Are you overrun in garden goodness? Then try this salad. It was a big hit at our house and is chock full of delicious veggies. While I made it with eggplant and squash, I think it might also take well to additions or substitutions of tomatoes and sweet peppers. A little bit of roasted chile is absolutely essential, though — the mild bite makes this salad special.
Mediterranean-Style Roasted Vegetable Salad
Time to make: ~30 minutes
Yields: 4-6 servings
- Preheat the oven to 425 degrees.
- Cut 1 eggplant and 2 summer squash/zucchini into fairly large chunks.

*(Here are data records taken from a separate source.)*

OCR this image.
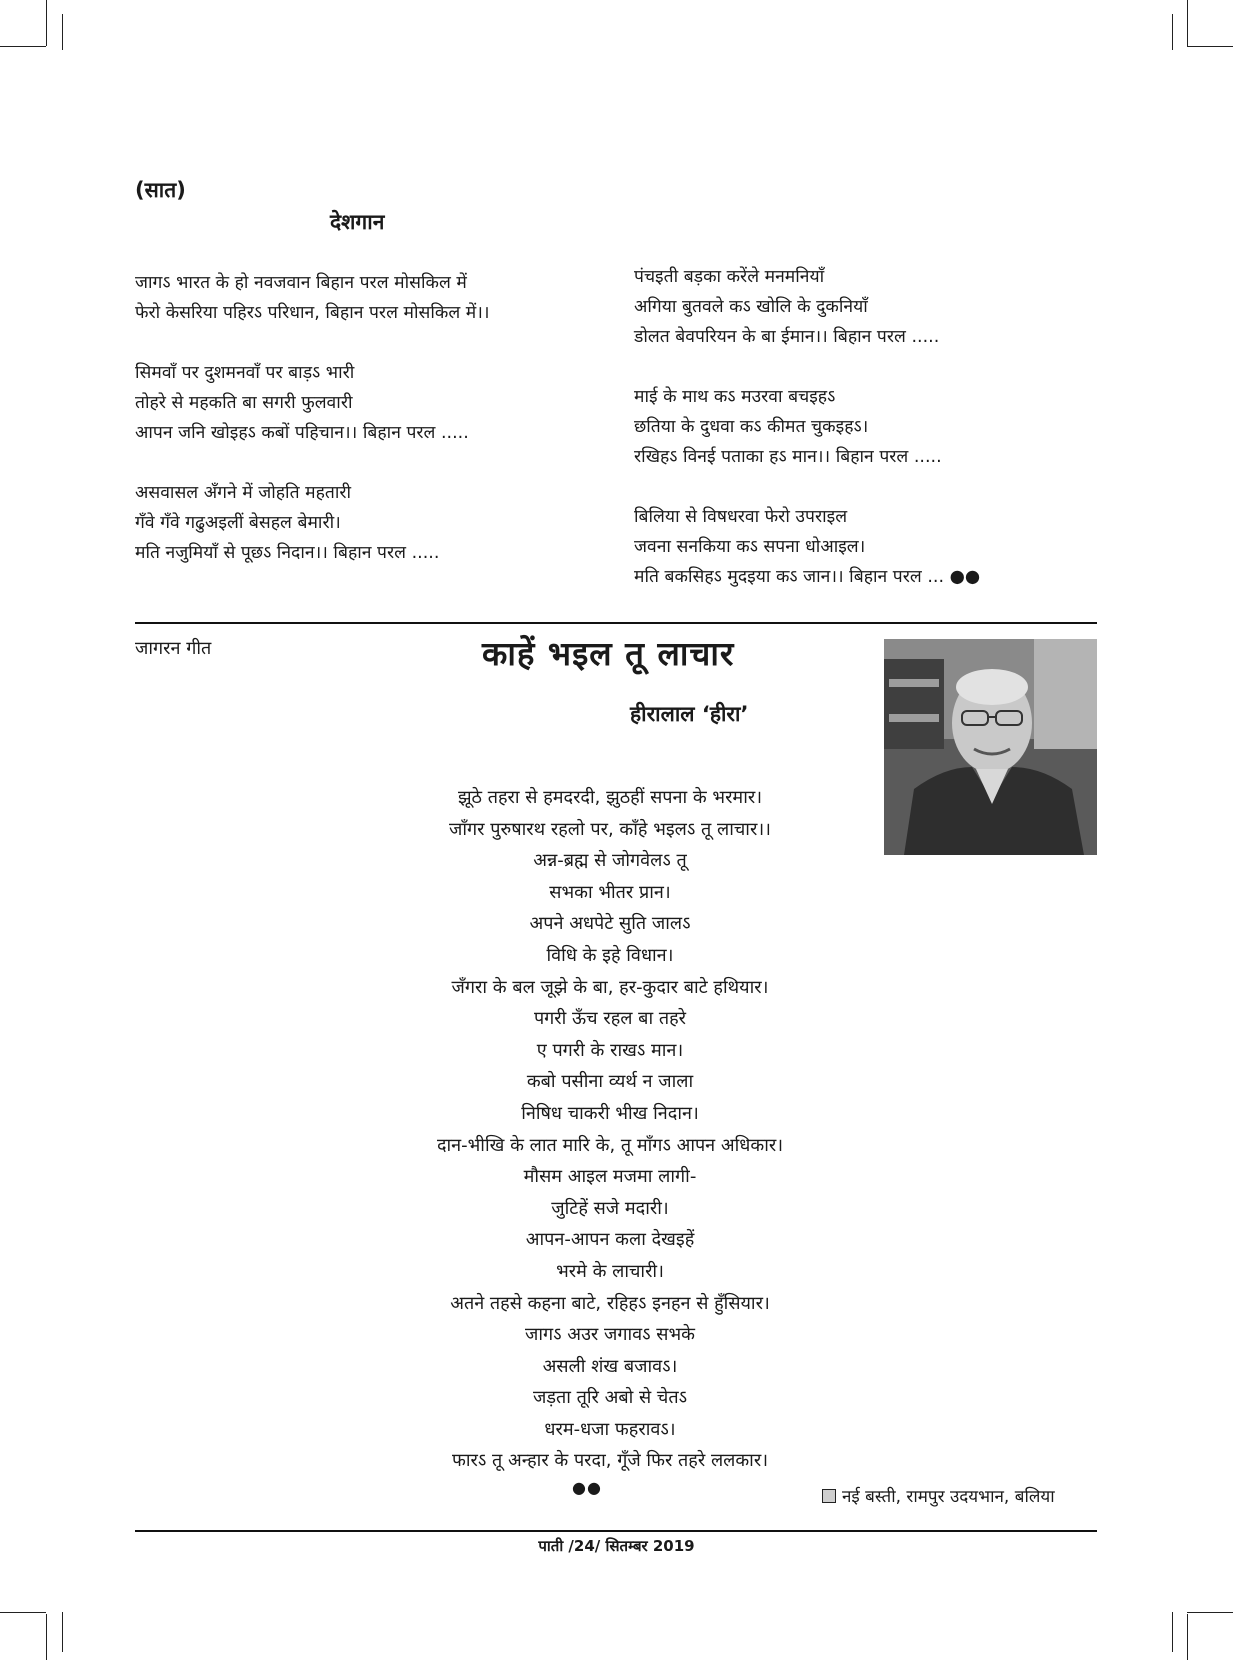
(सात)
देशगान
जागऽ भारत के हो नवजवान बिहान परल मोसकिल में
फेरो केसरिया पहिरऽ परिधान, बिहान परल मोसकिल में।।
सिमवाँ पर दुशमनवाँ पर बाड़ऽ भारी
तोहरे से महकति बा सगरी फुलवारी
आपन जनि खोइहऽ कबों पहिचान।। बिहान परल .....
असवासल अँगने में जोहति महतारी
गँवे गँवे गढुअइलीं बेसहल बेमारी।
मति नजुमियाँ से पूछऽ निदान।। बिहान परल .....
पंचइती बड़का करेंले मनमनियाँ
अगिया बुतवले कऽ खोलि के दुकनियाँ
डोलत बेवपरियन के बा ईमान।। बिहान परल .....
माई के माथ कऽ मउरवा बचइहऽ
छतिया के दुधवा कऽ कीमत चुकइहऽ।
रखिहऽ विनई पताका हऽ मान।। बिहान परल .....
बिलिया से विषधरवा फेरो उपराइल
जवना सनकिया कऽ सपना धोआइल।
मति बकसिहऽ मुदइया कऽ जान।। बिहान परल ... ●●
जागरन गीत	काहें भइल तू लाचार
हीरालाल ‘हीरा’
झूठे तहरा से हमदरदी, झुठहीं सपना के भरमार।
जाँगर पुरुषारथ रहलो पर, काँहे भइलऽ तू लाचार।।
अन्न-ब्रह्म से जोगवेलऽ तू
सभका भीतर प्रान।
अपने अधपेटे सुति जालऽ
विधि के इहे विधान।
जँगरा के बल जूझे के बा, हर-कुदार बाटे हथियार।
पगरी ऊँच रहल बा तहरे
ए पगरी के राखऽ मान।
कबो पसीना व्यर्थ न जाला
निषिध चाकरी भीख निदान।
दान-भीखि के लात मारि के, तू माँगऽ आपन अधिकार।
मौसम आइल मजमा लागी-
जुटिहें सजे मदारी।
आपन-आपन कला देखइहें
भरमे के लाचारी।
अतने तहसे कहना बाटे, रहिहऽ इनहन से हुँसियार।
जागऽ अउर जगावऽ सभके
असली शंख बजावऽ।
जड़ता तूरि अबो से चेतऽ
धरम-धजा फहरावऽ।
फारऽ तू अन्हार के परदा, गूँजे फिर तहरे ललकार।
●●	नई बस्ती, रामपुर उदयभान, बलिया
पाती /24/ सितम्बर 2019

- Add 1 onion, sliced, and 1-2 mild chiles such as Anaheim, diced.
- Toss all the vegetables in a roasting pan with 2 tbsp. olive oil, coarse salt and pepper.
- Roast until browned at the edges, about 25 minutes.
- Whisk together 2 tsp. garlic paste or 2 pressed garlic cloves, 2 tbsp. olive oil, 1 tbsp. lemon juice and 1 tsp. cumin.
- Toss with the vegetables and add more salt and pepper to taste.
- Sprinkle over with shredded basil.
- Serve hot or at room temperature.
Notes: All amounts are approximate and based on memory. Taste and adjust as you go.